Congruence between PM H+-ATPase and NADPH oxidase during root growth: a necessary probability

Plasma membrane (PM) H⁺-ATPase and NADPH oxidase (NOX) are two key enzymes responsible for cell wall relaxation during elongation growth through apoplastic acidification and production of ˙OH radical via O₂˙^-, respectively. Our experiments revealed a putative feed-forward loop between these enzymes in growing roots of Vigna radiata (L.) Wilczek seedlings. Thus, NOX activity was found to be dependent on proton gradient generated across PM by H⁺-ATPase as evident from pharmacological experiments using carbonyl cyanide m-chlorophenylhydrazone (CCCP; protonophore) and sodium ortho-vanadate (PM H⁺-ATPase inhibitor). Conversely, H⁺-ATPase activity retarded in response to different ROS scavengers [CuCl₂, N, N' -dimethylthiourea (DMTU) and catalase] and NOX inhibitors [ZnCl₂ and diphenyleneiodonium (DPI)], while H₂O₂ promoted PM H⁺-ATPase activity at lower concentrations.
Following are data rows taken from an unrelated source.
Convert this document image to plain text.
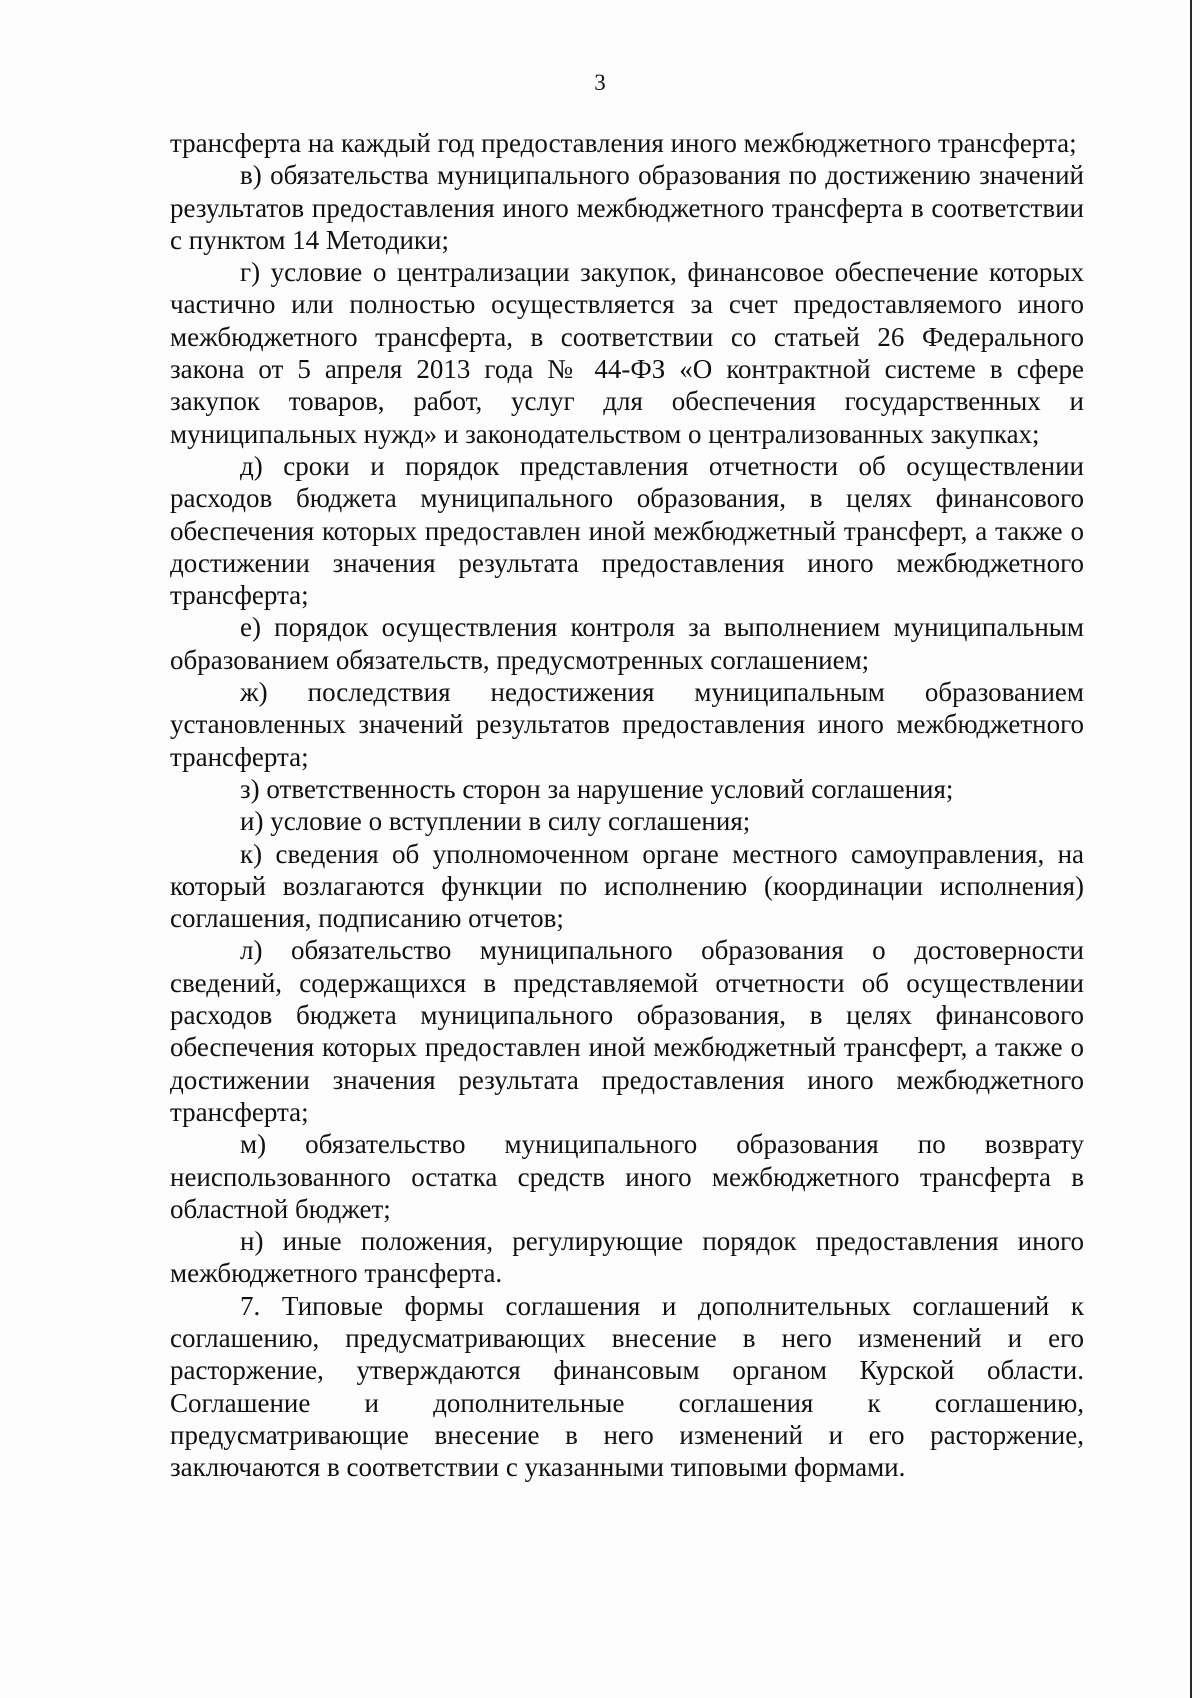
3

трансферта на каждый год предоставления иного межбюджетного трансферта;

в) обязательства муниципального образования по достижению значений результатов предоставления иного межбюджетного трансферта в соответствии с пунктом 14 Методики;

г) условие о централизации закупок, финансовое обеспечение которых частично или полностью осуществляется за счет предоставляемого иного межбюджетного трансферта, в соответствии со статьей 26 Федерального закона от 5 апреля 2013 года № 44-ФЗ «О контрактной системе в сфере закупок товаров, работ, услуг для обеспечения государственных и муниципальных нужд» и законодательством о централизованных закупках;

д) сроки и порядок представления отчетности об осуществлении расходов бюджета муниципального образования, в целях финансового обеспечения которых предоставлен иной межбюджетный трансферт, а также о достижении значения результата предоставления иного межбюджетного трансферта;

е) порядок осуществления контроля за выполнением муниципальным образованием обязательств, предусмотренных соглашением;

ж) последствия недостижения муниципальным образованием установленных значений результатов предоставления иного межбюджетного трансферта;

з) ответственность сторон за нарушение условий соглашения;

и) условие о вступлении в силу соглашения;

к) сведения об уполномоченном органе местного самоуправления, на который возлагаются функции по исполнению (координации исполнения) соглашения, подписанию отчетов;

л) обязательство муниципального образования о достоверности сведений, содержащихся в представляемой отчетности об осуществлении расходов бюджета муниципального образования, в целях финансового обеспечения которых предоставлен иной межбюджетный трансферт, а также о достижении значения результата предоставления иного межбюджетного трансферта;

м) обязательство муниципального образования по возврату неиспользованного остатка средств иного межбюджетного трансферта в областной бюджет;

н) иные положения, регулирующие порядок предоставления иного межбюджетного трансферта.

7. Типовые формы соглашения и дополнительных соглашений к соглашению, предусматривающих внесение в него изменений и его расторжение, утверждаются финансовым органом Курской области. Соглашение и дополнительные соглашения к соглашению, предусматривающие внесение в него изменений и его расторжение, заключаются в соответствии с указанными типовыми формами.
Repressing effects of Ca⁺² antagonists (La⁺³ and EGTA) on the activity of both the enzymes indicate its possible mediation. Since, unlike animal NOX, the plant versions do not possess proton channel activity, harmonized functioning of PM H⁺-ATPase and NOX appears to be justified. Plasma membrane NADPH oxidase and H⁺-ATPase are functionally synchronized and they work cooperatively to maintain the membrane electrical balance while mediating plant cell growth through wall relaxation.